On September 3, five days after signing with Patriots, Underwood was cut. On November 8, 2011, Underwood was signed to the 53 man roster to boost a beleaguered kick return squad. He was released on November 12 and re-signed on November 23, 2011. On February 4, 2012, the night before Super Bowl XLVI, he was released. He was re-signed to the Patriots two days after the Super Bowl on February 7, 2012. He was cut again on May 3 after the Patriots had signed Jabar Gaffney. On August 23, 2012, he received his own AFC Championship ring.

===Tampa Bay Buccaneers===
On May 7, 2012, Underwood signed with the Tampa Bay Buccaneers. He rejoined his former coach Greg Schiano. Underwood was released by the Buccaneers on August 31, 2012, even though many felt he had an impressive training camp. On September 20, 2012, Tiquan was signed again by the Buccaneers when they released wide receiver Preston Parker. On October 21, 2012, Underwood caught his first touchdown pass of his career in a losing effort to the New Orleans Saints. He was released again by the Buccaneers on September 1, 2013, but then re-signed on October 2, 2013.

===Carolina Panthers===
Underwood signed with the Carolina Panthers on March 21, 2014. He was released on August 24, 2014.

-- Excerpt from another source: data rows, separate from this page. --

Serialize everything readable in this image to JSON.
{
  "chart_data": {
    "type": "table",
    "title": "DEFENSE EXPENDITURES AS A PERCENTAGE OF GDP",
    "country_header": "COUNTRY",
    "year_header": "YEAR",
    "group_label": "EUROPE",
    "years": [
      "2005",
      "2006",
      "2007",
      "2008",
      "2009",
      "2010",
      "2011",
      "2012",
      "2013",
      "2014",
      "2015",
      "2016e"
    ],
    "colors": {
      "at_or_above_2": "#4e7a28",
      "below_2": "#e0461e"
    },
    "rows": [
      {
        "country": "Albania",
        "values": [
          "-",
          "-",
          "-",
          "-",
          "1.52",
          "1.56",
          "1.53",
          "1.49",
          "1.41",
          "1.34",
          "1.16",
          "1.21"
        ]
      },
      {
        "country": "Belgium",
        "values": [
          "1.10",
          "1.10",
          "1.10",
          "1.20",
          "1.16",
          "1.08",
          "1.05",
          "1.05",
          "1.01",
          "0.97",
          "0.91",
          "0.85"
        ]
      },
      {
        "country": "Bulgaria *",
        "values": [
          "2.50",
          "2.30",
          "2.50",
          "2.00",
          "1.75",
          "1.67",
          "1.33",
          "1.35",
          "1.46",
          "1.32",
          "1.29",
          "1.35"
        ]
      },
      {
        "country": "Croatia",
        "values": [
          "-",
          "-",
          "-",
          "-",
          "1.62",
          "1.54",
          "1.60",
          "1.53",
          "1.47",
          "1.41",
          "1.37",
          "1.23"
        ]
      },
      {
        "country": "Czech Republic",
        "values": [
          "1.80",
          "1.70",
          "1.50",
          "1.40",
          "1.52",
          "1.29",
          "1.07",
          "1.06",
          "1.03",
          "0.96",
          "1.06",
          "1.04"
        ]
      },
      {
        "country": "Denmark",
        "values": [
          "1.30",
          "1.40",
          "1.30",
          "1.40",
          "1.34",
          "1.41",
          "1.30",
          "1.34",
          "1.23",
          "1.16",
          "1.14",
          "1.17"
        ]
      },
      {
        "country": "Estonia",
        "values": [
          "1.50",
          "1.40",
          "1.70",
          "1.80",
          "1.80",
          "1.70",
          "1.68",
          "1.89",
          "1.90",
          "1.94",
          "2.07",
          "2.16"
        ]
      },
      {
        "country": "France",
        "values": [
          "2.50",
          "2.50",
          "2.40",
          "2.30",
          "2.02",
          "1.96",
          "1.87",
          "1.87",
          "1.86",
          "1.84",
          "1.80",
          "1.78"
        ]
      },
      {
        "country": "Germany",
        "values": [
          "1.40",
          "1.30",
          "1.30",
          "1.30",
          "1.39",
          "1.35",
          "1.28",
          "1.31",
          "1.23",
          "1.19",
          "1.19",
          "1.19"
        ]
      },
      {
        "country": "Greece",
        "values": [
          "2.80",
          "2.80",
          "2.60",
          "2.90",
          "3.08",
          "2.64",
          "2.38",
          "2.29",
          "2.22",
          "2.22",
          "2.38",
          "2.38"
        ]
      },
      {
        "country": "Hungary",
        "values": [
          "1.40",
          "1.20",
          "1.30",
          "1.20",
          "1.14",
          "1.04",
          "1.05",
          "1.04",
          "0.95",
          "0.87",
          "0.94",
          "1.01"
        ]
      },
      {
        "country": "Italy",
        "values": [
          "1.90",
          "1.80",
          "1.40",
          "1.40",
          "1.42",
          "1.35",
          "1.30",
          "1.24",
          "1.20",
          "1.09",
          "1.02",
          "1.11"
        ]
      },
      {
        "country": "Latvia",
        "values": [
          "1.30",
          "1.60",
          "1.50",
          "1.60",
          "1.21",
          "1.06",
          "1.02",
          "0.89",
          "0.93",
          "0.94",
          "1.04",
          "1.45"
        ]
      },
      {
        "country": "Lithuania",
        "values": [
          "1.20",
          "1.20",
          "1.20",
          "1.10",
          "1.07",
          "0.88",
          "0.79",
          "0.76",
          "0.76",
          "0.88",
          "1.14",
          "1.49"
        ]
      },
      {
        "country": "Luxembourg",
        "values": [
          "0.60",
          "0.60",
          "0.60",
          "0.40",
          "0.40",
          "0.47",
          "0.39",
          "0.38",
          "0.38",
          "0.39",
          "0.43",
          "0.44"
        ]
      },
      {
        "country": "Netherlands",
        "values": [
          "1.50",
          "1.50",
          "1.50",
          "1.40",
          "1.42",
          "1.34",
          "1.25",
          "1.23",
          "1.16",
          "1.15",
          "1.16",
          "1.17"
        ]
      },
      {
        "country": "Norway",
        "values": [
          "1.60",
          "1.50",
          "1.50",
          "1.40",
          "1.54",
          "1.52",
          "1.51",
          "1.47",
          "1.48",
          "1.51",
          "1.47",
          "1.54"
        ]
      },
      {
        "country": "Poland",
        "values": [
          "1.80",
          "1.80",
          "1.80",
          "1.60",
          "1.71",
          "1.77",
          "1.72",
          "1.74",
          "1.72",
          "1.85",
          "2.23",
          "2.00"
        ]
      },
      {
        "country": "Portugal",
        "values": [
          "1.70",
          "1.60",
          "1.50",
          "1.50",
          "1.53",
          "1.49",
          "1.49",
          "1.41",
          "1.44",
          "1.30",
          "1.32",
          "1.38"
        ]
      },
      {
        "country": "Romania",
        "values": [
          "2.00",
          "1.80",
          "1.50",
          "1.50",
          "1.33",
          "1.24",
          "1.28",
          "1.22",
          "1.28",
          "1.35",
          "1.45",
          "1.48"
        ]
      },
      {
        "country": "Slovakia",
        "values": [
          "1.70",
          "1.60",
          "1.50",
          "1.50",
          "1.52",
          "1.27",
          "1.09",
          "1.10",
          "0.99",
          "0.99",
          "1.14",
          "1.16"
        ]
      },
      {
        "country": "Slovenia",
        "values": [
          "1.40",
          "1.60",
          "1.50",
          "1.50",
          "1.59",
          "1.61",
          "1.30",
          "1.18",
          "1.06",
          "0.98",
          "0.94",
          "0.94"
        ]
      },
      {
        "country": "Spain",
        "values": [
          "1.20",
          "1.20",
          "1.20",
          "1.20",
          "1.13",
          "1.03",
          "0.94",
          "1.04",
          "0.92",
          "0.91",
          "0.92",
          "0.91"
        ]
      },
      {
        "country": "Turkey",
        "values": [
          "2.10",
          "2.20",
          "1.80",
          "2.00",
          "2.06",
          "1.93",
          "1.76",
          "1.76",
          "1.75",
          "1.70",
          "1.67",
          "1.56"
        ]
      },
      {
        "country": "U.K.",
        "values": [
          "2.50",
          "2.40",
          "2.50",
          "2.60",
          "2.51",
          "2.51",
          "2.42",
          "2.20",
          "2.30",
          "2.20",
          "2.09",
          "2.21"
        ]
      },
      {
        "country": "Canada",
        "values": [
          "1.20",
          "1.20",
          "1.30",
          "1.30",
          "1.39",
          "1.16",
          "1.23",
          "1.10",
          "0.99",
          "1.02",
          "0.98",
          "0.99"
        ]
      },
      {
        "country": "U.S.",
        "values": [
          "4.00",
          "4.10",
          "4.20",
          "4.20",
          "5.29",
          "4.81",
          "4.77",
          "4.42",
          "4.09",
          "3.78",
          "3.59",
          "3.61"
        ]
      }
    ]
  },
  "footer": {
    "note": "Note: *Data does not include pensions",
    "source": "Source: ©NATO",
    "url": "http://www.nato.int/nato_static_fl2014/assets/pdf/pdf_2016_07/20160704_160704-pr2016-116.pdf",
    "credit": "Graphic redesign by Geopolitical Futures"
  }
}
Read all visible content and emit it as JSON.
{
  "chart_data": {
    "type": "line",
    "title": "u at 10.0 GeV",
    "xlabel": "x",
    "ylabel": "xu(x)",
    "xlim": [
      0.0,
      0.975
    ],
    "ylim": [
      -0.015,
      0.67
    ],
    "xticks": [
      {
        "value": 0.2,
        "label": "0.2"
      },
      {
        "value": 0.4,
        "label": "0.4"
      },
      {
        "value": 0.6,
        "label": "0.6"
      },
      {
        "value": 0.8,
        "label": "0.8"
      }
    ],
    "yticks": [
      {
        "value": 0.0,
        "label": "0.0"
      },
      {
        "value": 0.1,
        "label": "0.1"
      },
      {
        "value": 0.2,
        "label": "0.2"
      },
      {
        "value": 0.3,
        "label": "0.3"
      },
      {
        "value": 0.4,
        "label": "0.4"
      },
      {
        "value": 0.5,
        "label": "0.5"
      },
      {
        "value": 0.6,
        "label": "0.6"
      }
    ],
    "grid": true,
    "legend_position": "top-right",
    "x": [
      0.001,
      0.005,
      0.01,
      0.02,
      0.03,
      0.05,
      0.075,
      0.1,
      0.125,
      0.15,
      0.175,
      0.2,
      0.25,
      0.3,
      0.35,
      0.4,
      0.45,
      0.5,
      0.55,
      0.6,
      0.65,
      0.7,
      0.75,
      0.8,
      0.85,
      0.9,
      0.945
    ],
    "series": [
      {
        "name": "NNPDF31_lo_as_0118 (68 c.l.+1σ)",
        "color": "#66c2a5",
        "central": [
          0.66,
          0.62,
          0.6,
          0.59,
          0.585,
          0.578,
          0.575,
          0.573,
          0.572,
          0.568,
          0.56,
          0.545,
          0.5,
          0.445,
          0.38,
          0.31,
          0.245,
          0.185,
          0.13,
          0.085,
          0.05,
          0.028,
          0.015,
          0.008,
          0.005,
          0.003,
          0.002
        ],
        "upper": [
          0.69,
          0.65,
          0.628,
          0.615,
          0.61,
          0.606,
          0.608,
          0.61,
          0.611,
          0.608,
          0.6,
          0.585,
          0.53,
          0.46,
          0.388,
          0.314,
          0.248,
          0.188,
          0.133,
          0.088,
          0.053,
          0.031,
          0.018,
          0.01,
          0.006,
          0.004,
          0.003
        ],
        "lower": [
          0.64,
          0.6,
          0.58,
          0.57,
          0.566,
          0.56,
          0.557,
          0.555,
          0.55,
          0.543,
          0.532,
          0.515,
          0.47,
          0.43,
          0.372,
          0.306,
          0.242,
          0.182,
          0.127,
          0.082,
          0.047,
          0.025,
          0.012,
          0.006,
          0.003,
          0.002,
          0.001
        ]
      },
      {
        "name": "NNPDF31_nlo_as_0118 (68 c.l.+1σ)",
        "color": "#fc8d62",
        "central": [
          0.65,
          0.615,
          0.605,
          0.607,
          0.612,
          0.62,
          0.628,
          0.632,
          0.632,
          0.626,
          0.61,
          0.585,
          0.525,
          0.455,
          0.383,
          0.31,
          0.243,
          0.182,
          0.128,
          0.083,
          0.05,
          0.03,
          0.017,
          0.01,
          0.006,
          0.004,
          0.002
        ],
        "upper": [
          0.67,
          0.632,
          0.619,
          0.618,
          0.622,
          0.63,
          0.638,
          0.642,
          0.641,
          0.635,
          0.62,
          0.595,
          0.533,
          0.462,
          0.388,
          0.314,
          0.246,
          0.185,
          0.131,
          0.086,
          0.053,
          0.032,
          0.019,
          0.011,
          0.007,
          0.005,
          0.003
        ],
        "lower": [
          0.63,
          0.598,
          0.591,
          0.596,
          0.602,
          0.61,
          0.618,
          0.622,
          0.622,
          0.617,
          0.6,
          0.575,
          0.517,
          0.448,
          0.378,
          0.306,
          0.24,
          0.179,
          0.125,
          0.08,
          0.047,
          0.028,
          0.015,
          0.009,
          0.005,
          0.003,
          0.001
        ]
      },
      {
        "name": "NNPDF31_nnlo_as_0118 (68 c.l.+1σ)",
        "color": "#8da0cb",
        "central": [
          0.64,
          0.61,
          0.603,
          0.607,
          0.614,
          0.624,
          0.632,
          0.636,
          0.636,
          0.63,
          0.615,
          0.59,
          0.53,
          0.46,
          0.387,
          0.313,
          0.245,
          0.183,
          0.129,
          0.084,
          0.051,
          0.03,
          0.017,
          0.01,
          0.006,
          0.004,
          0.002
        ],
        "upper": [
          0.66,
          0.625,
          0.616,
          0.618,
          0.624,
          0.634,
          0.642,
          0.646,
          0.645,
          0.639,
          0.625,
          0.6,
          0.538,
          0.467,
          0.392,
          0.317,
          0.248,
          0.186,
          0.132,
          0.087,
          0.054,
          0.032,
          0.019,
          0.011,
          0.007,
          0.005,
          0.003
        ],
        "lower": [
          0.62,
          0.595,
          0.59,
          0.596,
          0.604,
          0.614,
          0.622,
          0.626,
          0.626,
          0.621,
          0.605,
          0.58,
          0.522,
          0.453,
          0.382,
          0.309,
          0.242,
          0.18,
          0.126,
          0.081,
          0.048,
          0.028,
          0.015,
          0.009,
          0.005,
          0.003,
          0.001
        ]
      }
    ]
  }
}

=== Hamilton Tiger-Cats ===
On April 2, 2015, Underwood signed with the Hamilton Tiger Cats of the Canadian Football League (CFL). Underwood played in 14 games in the 2015 season and then 3 in the 2016 season before being released partway through the season in August 2016. In total he caught 45 passes for 711 yards with 3 touchdowns.

=== Montreal Alouettes ===
Underwood was signed to the Montreal Alouettes' practice roster on September 28, 2016. In his first season in Montreal Underwood played in 3 games catching 8 passes for 107 yards with one touchdown. Underwood was resigned for the 2017 season. On July 19, Underwood caught 5 passes for 95 yards and a touchdown, giving him 1,000 yards receiving in both his CFL and NFL careers. He was released by the Alouettes on October 18, 2017.

==Coaching career==
===Lafayette===
Shortly after retiring from playing professional football, Underwood was hired as the wide receivers coach for Lafayette for the 2018 season. This was under John Garrett who was his wide receivers coach in Tampa with the Buccaneers.

===Miami Dolphins===
In 2019, Underwood was hired by the Miami Dolphins as an offensive quality control coach.

===Rutgers===
In 2020 after a season in Miami, Underwood returned to Rutgers where he played his college football as the team's wide receivers coach under Greg Schiano, whom Underwood played for in college.

===Pittsburgh===
After two seasons at his alma mater, Underwood joined the staff at Pittsburgh in January 2022.

=== New England Patriots ===
In 2024, Underwood was hired by the New England Patriots as an assistant wide receivers coach under Jerod Mayo, who Underwood was teammates with in 2011.

===Dallas Cowboys===
On February 3, 2025, the Dallas Cowboys hired Underwood to serve as their assistant wide receivers coach.